I considered CCS-1 "good enough" per my sig, and the failure to standardize on one or at most two connectors/standards much earlier has hindered adoption and made the whole process of teaching newbies and finding compatible charging stations far too tedious. I was very surprised that Ford agreed to switch as late as they did, and the dam broke. Still, while we'll ultimately arrive at the better connector, the additional multi-year delay in achieving standardization is not helpful. Plus, the connector is the least of the issues when it comes to improving the charging experience - it's activating and paying for a charge, as well as simply maintaining the DCFCs and EVSEs that're the bigger problems.
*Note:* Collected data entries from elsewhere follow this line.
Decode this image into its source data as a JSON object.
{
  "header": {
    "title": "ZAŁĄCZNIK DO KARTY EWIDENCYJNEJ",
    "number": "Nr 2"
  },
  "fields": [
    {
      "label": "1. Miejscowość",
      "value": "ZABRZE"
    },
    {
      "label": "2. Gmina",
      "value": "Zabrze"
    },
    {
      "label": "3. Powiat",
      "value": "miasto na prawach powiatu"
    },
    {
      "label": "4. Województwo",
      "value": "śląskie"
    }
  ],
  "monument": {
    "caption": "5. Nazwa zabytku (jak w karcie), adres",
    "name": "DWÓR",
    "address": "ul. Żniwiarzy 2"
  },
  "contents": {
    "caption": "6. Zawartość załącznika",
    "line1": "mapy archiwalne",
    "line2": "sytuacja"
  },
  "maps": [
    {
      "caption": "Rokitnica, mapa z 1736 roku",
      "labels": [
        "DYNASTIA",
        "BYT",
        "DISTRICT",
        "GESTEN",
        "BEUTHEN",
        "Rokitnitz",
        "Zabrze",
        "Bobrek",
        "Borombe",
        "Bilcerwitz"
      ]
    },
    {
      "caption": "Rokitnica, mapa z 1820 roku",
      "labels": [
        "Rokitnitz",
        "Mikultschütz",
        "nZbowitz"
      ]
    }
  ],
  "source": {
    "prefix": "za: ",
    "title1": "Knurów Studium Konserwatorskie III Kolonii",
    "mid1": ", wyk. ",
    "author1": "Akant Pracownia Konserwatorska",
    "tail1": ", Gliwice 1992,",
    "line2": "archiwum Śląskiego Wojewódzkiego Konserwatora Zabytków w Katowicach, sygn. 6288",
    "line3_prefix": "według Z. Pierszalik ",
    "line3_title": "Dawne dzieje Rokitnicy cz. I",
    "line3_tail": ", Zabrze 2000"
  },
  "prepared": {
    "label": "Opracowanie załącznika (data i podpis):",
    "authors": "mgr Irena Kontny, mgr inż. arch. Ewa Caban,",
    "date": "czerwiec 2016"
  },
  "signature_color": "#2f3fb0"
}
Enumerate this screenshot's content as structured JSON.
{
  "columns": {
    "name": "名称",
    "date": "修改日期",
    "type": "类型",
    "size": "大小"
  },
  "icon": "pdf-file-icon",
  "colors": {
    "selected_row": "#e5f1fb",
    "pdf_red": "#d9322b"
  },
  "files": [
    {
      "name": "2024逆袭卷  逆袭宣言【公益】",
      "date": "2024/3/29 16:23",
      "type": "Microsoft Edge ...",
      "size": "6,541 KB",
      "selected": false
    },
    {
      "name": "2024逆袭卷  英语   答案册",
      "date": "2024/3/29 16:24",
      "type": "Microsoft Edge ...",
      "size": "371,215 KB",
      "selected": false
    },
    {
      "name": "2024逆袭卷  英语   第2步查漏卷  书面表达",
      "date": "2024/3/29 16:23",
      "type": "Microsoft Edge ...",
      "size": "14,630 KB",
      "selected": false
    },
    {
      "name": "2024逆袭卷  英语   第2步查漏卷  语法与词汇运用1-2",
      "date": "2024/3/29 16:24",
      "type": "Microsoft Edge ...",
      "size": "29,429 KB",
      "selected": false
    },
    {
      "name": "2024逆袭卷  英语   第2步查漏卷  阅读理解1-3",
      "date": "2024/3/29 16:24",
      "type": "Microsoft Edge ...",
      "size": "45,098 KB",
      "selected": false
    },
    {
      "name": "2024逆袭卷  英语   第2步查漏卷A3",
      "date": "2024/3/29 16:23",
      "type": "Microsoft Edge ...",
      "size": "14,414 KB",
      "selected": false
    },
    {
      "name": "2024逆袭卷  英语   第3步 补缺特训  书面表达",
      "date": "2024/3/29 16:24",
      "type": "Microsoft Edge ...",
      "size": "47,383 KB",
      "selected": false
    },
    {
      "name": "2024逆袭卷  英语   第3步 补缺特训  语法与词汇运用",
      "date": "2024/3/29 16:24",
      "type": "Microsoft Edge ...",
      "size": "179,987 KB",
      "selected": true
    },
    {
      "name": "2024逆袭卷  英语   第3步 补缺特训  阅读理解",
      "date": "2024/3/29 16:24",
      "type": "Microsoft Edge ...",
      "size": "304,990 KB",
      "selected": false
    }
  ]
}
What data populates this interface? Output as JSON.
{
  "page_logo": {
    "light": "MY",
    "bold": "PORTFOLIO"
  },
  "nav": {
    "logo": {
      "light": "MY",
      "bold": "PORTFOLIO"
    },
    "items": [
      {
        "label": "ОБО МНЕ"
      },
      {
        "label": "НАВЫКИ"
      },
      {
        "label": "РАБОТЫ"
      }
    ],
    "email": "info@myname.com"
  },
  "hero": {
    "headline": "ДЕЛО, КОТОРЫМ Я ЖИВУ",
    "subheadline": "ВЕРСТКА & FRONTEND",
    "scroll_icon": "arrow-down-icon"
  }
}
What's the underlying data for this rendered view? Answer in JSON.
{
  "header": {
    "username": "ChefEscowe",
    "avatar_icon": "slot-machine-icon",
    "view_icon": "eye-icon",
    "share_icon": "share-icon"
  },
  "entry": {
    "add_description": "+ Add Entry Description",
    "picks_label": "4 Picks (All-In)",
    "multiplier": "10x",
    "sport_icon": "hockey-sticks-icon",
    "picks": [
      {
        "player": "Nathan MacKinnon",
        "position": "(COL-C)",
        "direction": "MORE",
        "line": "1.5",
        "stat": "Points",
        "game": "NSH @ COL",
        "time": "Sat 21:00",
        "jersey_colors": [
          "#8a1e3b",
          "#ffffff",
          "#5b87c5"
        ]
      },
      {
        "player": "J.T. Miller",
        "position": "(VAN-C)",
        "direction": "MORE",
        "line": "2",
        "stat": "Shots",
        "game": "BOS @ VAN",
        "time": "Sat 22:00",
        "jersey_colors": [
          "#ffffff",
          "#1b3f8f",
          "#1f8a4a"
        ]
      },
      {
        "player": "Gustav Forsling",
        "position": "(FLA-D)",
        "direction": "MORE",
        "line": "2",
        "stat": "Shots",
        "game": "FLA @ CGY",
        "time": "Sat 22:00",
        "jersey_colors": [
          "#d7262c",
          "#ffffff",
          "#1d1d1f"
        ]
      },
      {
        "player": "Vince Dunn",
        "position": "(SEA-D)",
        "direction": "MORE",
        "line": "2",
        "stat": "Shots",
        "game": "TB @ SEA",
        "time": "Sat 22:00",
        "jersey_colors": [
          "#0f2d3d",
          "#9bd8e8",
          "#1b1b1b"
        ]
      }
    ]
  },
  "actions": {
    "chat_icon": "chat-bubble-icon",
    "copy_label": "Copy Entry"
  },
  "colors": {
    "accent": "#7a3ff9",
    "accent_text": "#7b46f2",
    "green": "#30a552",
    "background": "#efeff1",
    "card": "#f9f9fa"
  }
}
Tesla has demonstrated it's possible to maintain their DCFCs,
because they were motivated to do so in order to sell cars; it remains to be seen whether, once other manufacturers are using SCs, that charging will be as painless for them as it was when Tesla controlled the connector, the car, the interface and the payment system.
The NEVI requirement for 97% uptime for federally-subsidized chargers should also help, although that still means an individual charger can be out of service for almost 11 days/year.
I remain skeptical but hopeful that the switch to NACS and its actual standardization will finally make public for-pay charging as simple and reliable as buying gas - I've been driving since 1977, and not once have I ever been unable to buy gas at any station that was open. Granted, I've always paid cash, which along with having a human employee of the station responsible for 'activating' the pump remotely has undoubtedly increased the reliability of the operation, as has having multiple pumps per site. I look forward to the day when public pay charging approaches that level of ease and reliability.